# Fluid mechanics

1. Oct 24, 2012

### Saitama

1. The problem statement, all variables and given/known data
http://i50.tinypic.com/2m2tbaq.png

2. Relevant equations

3. The attempt at a solution
I suppose i have to apply the Bernoulli's equation here but i don't even have the slightest idea on how to apply it here. I am a dumb at fluid mechanics, any help would be appreciated.

2. Oct 24, 2012

### Basic_Physics

To solve for the velocity of flow you set Bernouli's equation up at the surface of the liquid and at the bottom of the opening. The pressure at both ends are atmospheric. The only point difficult to grasp is that the flow velocity at the surface is assumed to be zero, that is we assume that the container is very large and that the level is not dropping so that the water just beyond the entry point do not need to rush into the pipe due to the large source of water (this portion just outside of the top end of the pipe is still part of the streamlines).

3. Oct 24, 2012

### Saitama

If i take the surface of water as the reference, i set the Bernoulli's equation as:
$$P_o=P_o+ρgh+\frac{1}{2}ρv^2$$
where v=flow velocity, ρ=density of fluid, h=3.6m and Po is the atmospheric pressure.
I don't think i will get an answer using the above equation. Please tell me where i am wrong.

4. Oct 25, 2012

### Basic_Physics

The height should be negative because it is below the reference level. What answer do you get then? I would like to also add that the flow takes into account the whole of the system - that is the flow at the top is the water from the whole of the surface of the container. The speed of the water molecules would then be very low due to the large surface area contributing to the flow - which we take to be zero.

Last edited: Oct 25, 2012
5. Oct 25, 2012

### Saitama

Oops, absolutely forgot that. I get my answer as 6√2 m/s as mentioned in the answer key.
I am stuck at b) part. I guess to find the discharge rate of flow, i need to use the equation Q=Av, where Q is rate of flow, A is cross-section area and v is the velocity of liquid. If i plug in the values A=64*10^(-3) m^2 and v=6√2 m/s, i don't get the answer mentioned in the answer key. Please tell me where i am wrong.

Thanks for the help.

6. Oct 25, 2012

### Basic_Physics

All error I can see is that 1 cm is 10-2 m so it so 10-4 m2 for A. Also it is r2 so it should be divided by 2 since it is the diameter.

To get the pressure at the crest you set BE up at the crest and at the surface of the water.

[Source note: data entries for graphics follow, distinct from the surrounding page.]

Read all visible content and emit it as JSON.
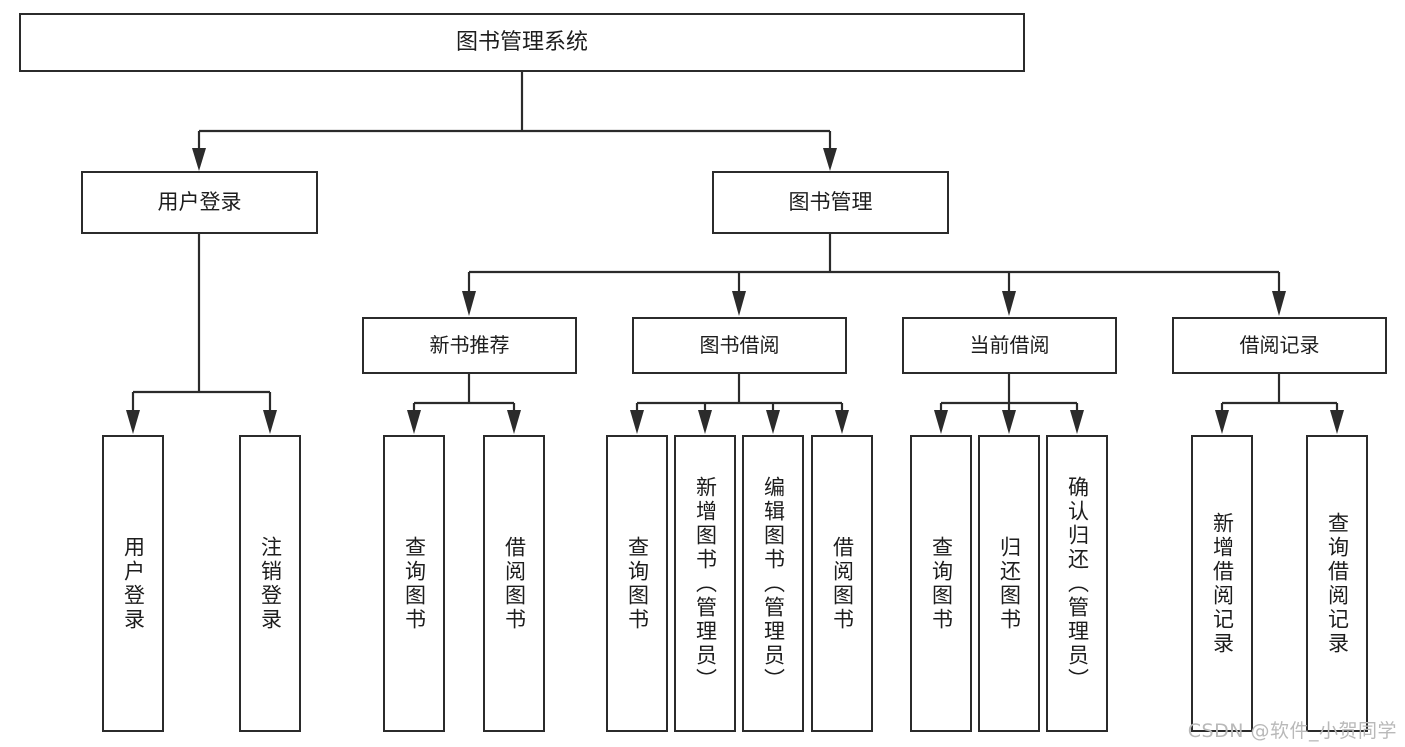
{
  "diagram": {
    "title": "图书管理系统",
    "type": "tree",
    "watermark": "CSDN @软件_小贺同学",
    "colors": {
      "box_border": "#2b2b2b",
      "box_fill": "#ffffff",
      "text": "#1d1d1d",
      "connector": "#2b2b2b",
      "watermark": "#b9b9b9",
      "background": "#ffffff"
    },
    "root": {
      "label": "图书管理系统"
    },
    "level2": [
      {
        "label": "用户登录"
      },
      {
        "label": "图书管理"
      }
    ],
    "level3": [
      {
        "label": "新书推荐"
      },
      {
        "label": "图书借阅"
      },
      {
        "label": "当前借阅"
      },
      {
        "label": "借阅记录"
      }
    ],
    "leaves": {
      "user_login": [
        {
          "label": "用户登录"
        },
        {
          "label": "注销登录"
        }
      ],
      "new_book": [
        {
          "label": "查询图书"
        },
        {
          "label": "借阅图书"
        }
      ],
      "book_borrow": [
        {
          "label": "查询图书"
        },
        {
          "label": "新增图书（管理员）"
        },
        {
          "label": "编辑图书（管理员）"
        },
        {
          "label": "借阅图书"
        }
      ],
      "current_borrow": [
        {
          "label": "查询图书"
        },
        {
          "label": "归还图书"
        },
        {
          "label": "确认归还（管理员）"
        }
      ],
      "borrow_record": [
        {
          "label": "新增借阅记录"
        },
        {
          "label": "查询借阅记录"
        }
      ]
    }
  }
}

The speed of the water at the crest will be the same as the exit speed calculated in (a) - the water flows with the same speed throughout the pipe. In this case the height is positive (above the zero level). I think the density of water is 103 kg/m3?

Last edited: Oct 25, 2012
7. Oct 25, 2012

### Saitama

I came to edit my post but you beat me. :tongue2:

Using the BE, i get
$$P_o=P_A+ρgh+\frac{1}{2}ρv^2$$
P_A is the pressure at A. Is this equation right?

8. Oct 25, 2012

### Basic_Physics

Yes, and it should be /4 not 2.

9. Oct 25, 2012

### Saitama

If i plugin the values in my equation, i get the correct answer, thanks for the help Basic_Physics!